Air « Der Hölle Rache kocht in meinem Herzen »
Il s’agit du 2e air de la Reine de la Nuit dans
la flûte enchantée de
Mozart.
Il fait probablement partie de la poignée d’airs d’opéra que tout le monde reconnaît en quelques secondes et jouit d’une telle popularité qu’on peut l’entendre dans des pubs ou même des sonneries de téléphone. Il figure en bonne place dans toutes les compilations, best of, anthologies et autres florilèges de l’opéra. Bref, si vous avez plus de cinq ans, et même si vous ne savez pas lire, vous avez déjà entendu cet air.
Cependant malgré cela, rares sont ceux qui savent le contexte de colère et de rage exprimées dans toute cette virtuosité.
Je copie ici, le texte et la traduction proposés par Wikipedia :
https://fr.wikipedia.org/wiki/Der_H%C3%B6lle_Rache_kocht_in_meinem_Herzen
Der Hölle Rache kocht in meinem Herzen; / La vengeance d'enfer bout dans mon cœur ;
Tod und Verzweiflung flammet um mich her! / La mort et le désespoir dardent autour de moi !
Fühlt nicht durch dich Sarastro Todesschmerzen, / Si Sarastro ne ressent pas la douleur de la mort par toi,
So bist du meine Tochter nimmermehr! / Tu n’es plus ma fille, non plus jamais !
Verstossen sei auf ewig, verlassen sei auf ewig, / Que soient à jamais bannis, à jamais perdus,
Zertrümmert sei'n auf ewig alle Bande der Natur / À jamais détruits tous les liens de la nature
Wenn nicht durch dich Sarastro wird erblassen! / Si Sarastro n’expire pas par ton bras !
Hört! Hört! Hört, Rachegötter! Hört der Mutter Schwur! / Entendez ! Entendez ! Entendez, dieux de vengeance ! Entendez le serment d’une mère !
Situation :
Il s’agit d’un air de l’acte II. Les principaux personnages sont maintenant connus.
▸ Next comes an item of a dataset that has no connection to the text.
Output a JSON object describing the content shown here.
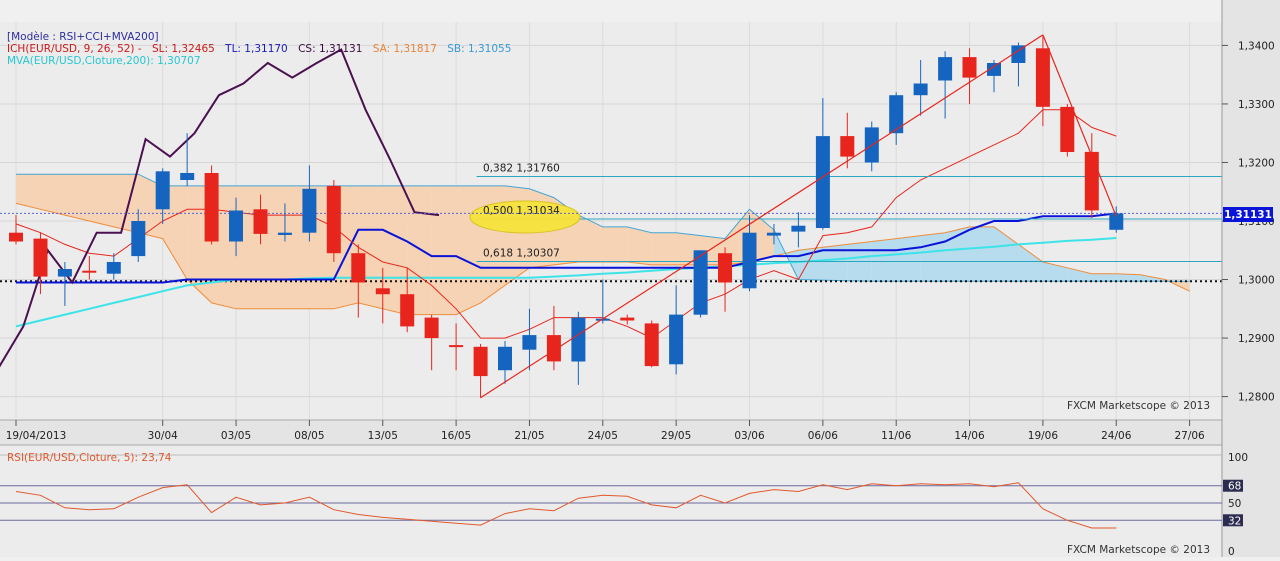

Pamina, la fille de la Reine de la Nuit a été enlevée et retenue par Sarastro, le grand maître des Initiés. La Reine de la Nuit a confié à Tamino, un noble au grand cœur, la mission de la sortir des griffes de ce personnage.
Tamino et Pamina s’aiment. Or, depuis le début de l’acte II, on s’aperçoit que Sarastro n’est pas l’horrible personnage supposé jusqu'ici, mais qu’il a, au contraire, protégé Pamina de l’influence maléfique de sa mère. Dans des dialogues qui sont souvent coupés dans les enregistrements (
Cf le livre « Mozart, opéras – mode d’emploi » de Pierre Michot) on apprend que Sarastro succède au mari de la Reine de la nuit, qui ne lui a pas laissé le pouvoir (peur de ses ambitions malveillantes?) et donc que Sarastro possède légitimement le « Cercle Solaire aux sept auréoles », privilège de son autorité.
Or, Tamino s’est rallié aux Initiés, le seul et dernier espoir de la Reine de la Nuit pour récupérer ce Cercle Solaire, c’est faire disparaître Sarastro. C’est donc dans cet air que se révèle son vrai visage : elle tend un poignard à sa fille destiné à la fatale entreprise dans un flot de paroles exprimant toute sa haine.
A l'écoute:L’air commence par quelques accords de cordes, rapides comme dans la précipitation que nous amène la colère. Puis en forte cadencé les cordes, qui ponctueront en pulsation, le début de cet air mimant ainsi les battements du cœur.
Le vocabulaire est puissant, terrifiant, absolu. Vengeance, enfer, mort, désespoir (
Hildesheimer s’était demandé comment est-on désespéré si on est mort !

) Puis l’injonction : Sarastro doit mourir par toi ! L’air devient ascendant continu, plus de martèlement, la colère folle est soudainement maîtrisée par l’inéluctable conclusion et la conséquence : sinon tu n’es plus ma fille ! Répété avant le jaillissement dans l’aigu de notes d’une beauté ensorcelante.
Une transition orchestrale, mais cette fois avec les cuivres supplémentaires, comme les trompettes de Jéricho, 4 sommations accompagnant la reprise de l’air. « Que soient à jamais détruits… »; le chant est moins rapide, plus grave, plus solennel. Une première fois plutôt au bas du registre et une deuxième fois, comme une annonce après une décision mûrement réfléchie, plus aiguë avec la reprise insensiblement des martèlements, « Si Sarastro n’expire pas par ton bras ! »
Puis une mélodie transcendante, il s’agit de parler aux dieux, quand même, avec le final apocalyptique ! Le ton devient péremptoire décisif. Pamina se retrouve un poignard à la main sans qu’elle ne puisse rien dire.